Aug 05, 10
Read from August 03 to 05, 2010
I loved this book but not necessarily the style of writing. I read it appropriately while staying in NYC with my 19 month old. It inspired me to do some things differently. One evening at a park/playground in central park, I sat down and let my son go off on his own. Although I didn't take my eyes off him, he was pretty far away. Not once was he scared, did he get hurt or did he lose track of where I was. He happily explored and interacted with other kids without me helicoptering and managing. A few adults approached him and I could almost read their lips "where is your mommy" and my barely speaking toddler would turn and point his chubby arm right at me and I could see his mouth say "mama". I would wave and Then they would go away. This proves two of ideas: 1. Strangers aren't bad (mostly) and 2. Other people will think you are nuts when you become a "free-ranger". But guess what? The kids will be all right, if not better for it.

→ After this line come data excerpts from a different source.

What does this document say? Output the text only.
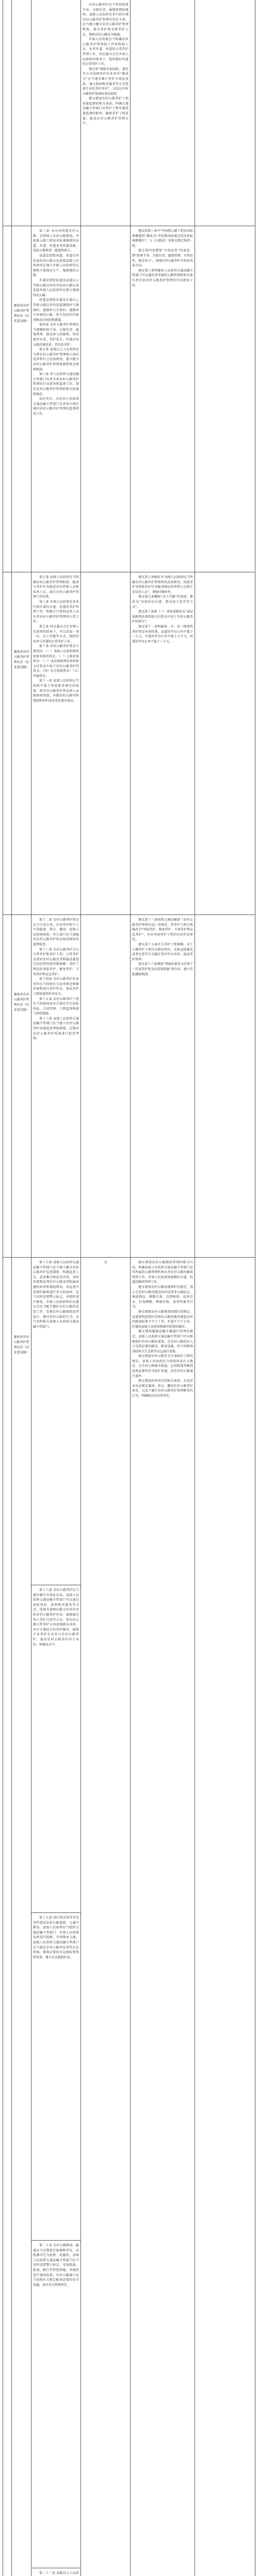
农村公路养护应当坚持政府主导、分级负责、属地管理的原则，县级人民政府是本行政区域农村公路养护管理的责任主体，应当建立健全农村公路养护管理机构，落实养护资金和养护人员，保障农村公路安全畅通。

乡镇人民政府应当明确农村公路养护管理的工作机构和人员，负责乡道、村道的日常养护管理工作，村民委员会在乡镇人民政府的指导下，组织做好村道的日常养护工作。

建议将“鼓励采取招标、委托等方式选择养护作业单位”修改为“应当逐步推行养护市场化改革，通过政府购买服务等方式选择专业化养护单位”，以适应农村公路养护体制改革的需要。

建议增加农村公路养护工程质量监督的相关条款，明确交通运输主管部门对养护工程实施质量监督的职责，确保养护工程质量，提高农村公路养护管理水平。

湖南省农村公路养护管理办法（征求意见稿）

第三条 本办法所称农村公路，是指纳入农村公路规划，并按照公路工程技术标准修建的县道、乡道、村道及其所属设施，包括公路桥梁、隧道和渡口。

县道是指除国道、省道以外的县际间公路以及连接县级人民政府所在地与乡级人民政府所在地和主要商品生产、集散地的公路。

乡道是指除县道及县道以上等级公路以外的乡际间公路以及连接乡级人民政府所在地与建制村的公路。

村道是指除乡道及乡道以上等级公路以外的连接建制村与建制村、建制村与自然村、建制村与外部的公路，但不包括村内街巷和农田间的机耕道。

第四条 农村公路养护管理应当遵循政府主导、分级负责、属地管理、群众参与的原则，坚持建养并重、养护优先，实现农村公路的规范化、常态化养护。

第五条 县级以上人民政府应当将农村公路养护管理纳入国民经济和社会发展规划，建立健全农村公路养护管理体制和资金保障机制。

第六条 省人民政府交通运输主管部门负责全省农村公路养护管理的行业指导和监督工作，制定农村公路养护管理的相关标准和规范。

设区的市、自治州人民政府交通运输主管部门负责本行政区域内农村公路养护管理的监督指导工作。

建议将第三条中“并按照公路工程技术标准修建的”修改为“并按照国家规定的技术标准修建的”，与《公路法》及相关规定保持一致。

建议第四条增加“市场运作”的表述，即“政府主导、分级负责、属地管理、市场运作、群众参与”，体现农村公路养护市场化改革方向。

建议第六条明确省人民政府交通运输主管部门可以委托其所属的公路管理机构具体负责全省农村公路养护管理的行业指导工作。

湖南省农村公路养护管理办法（征求意见稿）

第七条 县级人民政府应当明确农村公路养护管理机构，配备与养护任务相适应的管理人员和技术人员，落实农村公路养护管理工作经费。

第八条 乡镇人民政府负责本行政区域内乡道、村道的养护管理工作，明确专门机构或者人员负责农村公路养护管理的日常工作。

第九条 村民委员会在乡镇人民政府的指导下，可以采取一事一议、以工代赈等方式，组织村民参与村道的日常养护工作。

第十条 农村公路养护资金主要包括：（一）各级人民政府财政预算安排的资金；（二）上级补助资金；（三）成品油税费改革转移支付资金中用于农村公路养护的资金；（四）社会捐助资金；（五）其他资金。

第十一条 县级人民政府应当按照不低于国家和省规定的标准，将农村公路养护资金纳入本级财政预算，并随农村公路里程增加和养护成本变化逐步提高。

建议第七条修改为“县级人民政府应当明确农村公路养护管理机构及其职责，按照养护里程和养护任务配备相应的管理人员和专业技术人员”，增强可操作性。

建议第九条删除“以工代赈”的表述，修改为“采取村民自建、群众投工投劳等方式”。

建议第十条第（三）项表述修改为“成品油税费改革转移支付资金中用于农村公路养护的部分”。

建议第十一条明确省、市、县三级财政养护资金补助标准，县道每年每公里不低于一万元，乡道每年每公里不低于五千元，村道每年每公里不低于三千元。

湖南省农村公路养护管理办法（征求意见稿）

第十二条 农村公路养护资金应当专款专用，任何单位和个人不得截留、挤占、挪用，县级人民政府财政、审计部门应当加强对农村公路养护资金使用情况的监督检查。

第十三条 农村公路养护分为日常养护和养护工程。日常养护是指对农村公路及其附属设施进行的经常性保养和维修；养护工程包括预防养护、修复养护、专项养护和应急养护。

第十四条 农村公路养护作业单位应当按照有关技术规范和操作规程进行养护作业，保证养护工程质量和作业安全。

第十五条 农村公路养护工程应当按照国家有关规定实行招标投标、合同管理、工程监理和竣工验收制度。

第十六条 县级人民政府交通运输主管部门应当建立农村公路养护质量检查考核制度，定期对农村公路养护质量进行检查考核。

建议第十三条按照交通运输部《农村公路养护管理办法》的规定，将养护工程分类修改为“预防养护、修复养护、专项养护和应急养护”，并对各类养护工程的内容作出界定。

建议第十五条区分养护工程规模，对于小额养护工程可以简化程序，采取直接委托或者比选等方式确定养护作业单位，提高养护效率。

建议第十六条增加“考核结果作为安排下一年度养护资金的重要依据”的内容，建立奖惩激励机制。

湖南省农村公路养护管理办法（征求意见稿）
第十七条 县级人民政府交通运输主管部门应当建立健全农村公路养护巡查制度，明确巡查人员、巡查频次和巡查内容，及时发现和处理农村公路及其附属设施的病害和损毁情况。对巡查中发现的影响通行安全的病害，应当及时设置警示标志，并组织进行修复。乡镇人民政府和村民委员会应当配合做好农村公路的巡查工作，发现农村公路损毁或者侵占、破坏农村公路的行为，应当及时报告县级人民政府交通运输主管部门。
第十八条 农村公路养护应当逐步推行市场化改革，县级人民政府交通运输主管部门可以通过招标投标、政府购买服务等方式，选择具备相应能力的单位承担农村公路养护作业。鼓励通过签订养护合同等方式，将农村公路日常养护交由沿线群众承担，实行专兼结合的养护模式。鼓励专业养护企业参与农村公路养护，提高农村公路养护的专业化、机械化水平。
第十九条 因自然灾害等突发事件造成农村公路损毁、交通中断的，县级人民政府应当组织交通运输主管部门、乡镇人民政府及时进行抢修，尽快恢复交通。县级人民政府交通运输主管部门应当制定农村公路突发事件应急预案，储备必要的应急抢险物资和设备，建立应急抢险队伍。
第二十条 农村公路桥梁、隧道应当定期进行检测和评定，对检测评定为危桥、危隧的，县级人民政府交通运输主管部门应当及时设置警示标志，采取限载、限速、限行等管控措施，并组织进行加固改造。农村公路渡口应当按照有关规定配备必要的安全设施，落实安全管理责任。
第二十一条 县级以上人民政
无	建议增加农村公路路政管理的相关内容，明确县级人民政府交通运输主管部门及其所属的公路管理机构负责农村公路的路政管理工作，乡镇人民政府协助做好乡道、村道的路政管理工作。

建议增加农村公路用地保护的规定，禁止在农村公路用地范围内设置非公路标志、堆放物品、倾倒垃圾、设置障碍、挖沟引水、打场晒粮、种植作物、放养牲畜等行为。

建议增加农村公路建筑控制区的规定，县道建筑控制区范围从公路用地外缘起向外的距离标准不少于十米，乡道不少于五米，村道由县级人民政府根据实际情况确定。

建议增加超限运输车辆通行管理的规定，县级人民政府交通运输主管部门可以根据保护农村公路的需要，在农村公路的出入口设置必要的限高、限宽设施，但不得影响消防和卫生急救等应急通行需要。

建议增加农村公路安全生命防护工程的规定，县级人民政府应当按照国家有关规定，在农村公路临水临崖、急弯陡坡等路段设置必要的安全防护设施，改善农村公路通行条件。

建议增加法律责任的相关条款，对违反本办法规定截留、挤占、挪用农村公路养护资金，以及不履行农村公路养护管理职责的行为，明确相应的法律责任。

My favorite parts of the book were the section on Halloween, walking (anywhere), playing (without supervision outside), and the part about strangers/abductions.
I feel like I was already on board with 95% of what she suggests before I read the book. I worry about a lot of things but I've always been a pretty laid back mom compared to my friends. I serve my son his food right on the table at restaurants (and if it falls on the ground it gets picked right back up and eaten), I didn't "spot" him around all the time when he was first learning to walk, I don't have a baby gate on my stairs.... I guess I just feel like I know my kid and his limits and what he's capable of. I know he us going to run over to the stairs but will pause at the top before attempting to go down. I let him have a lot of freedom and I think he is smarter, more independent and confident because of it.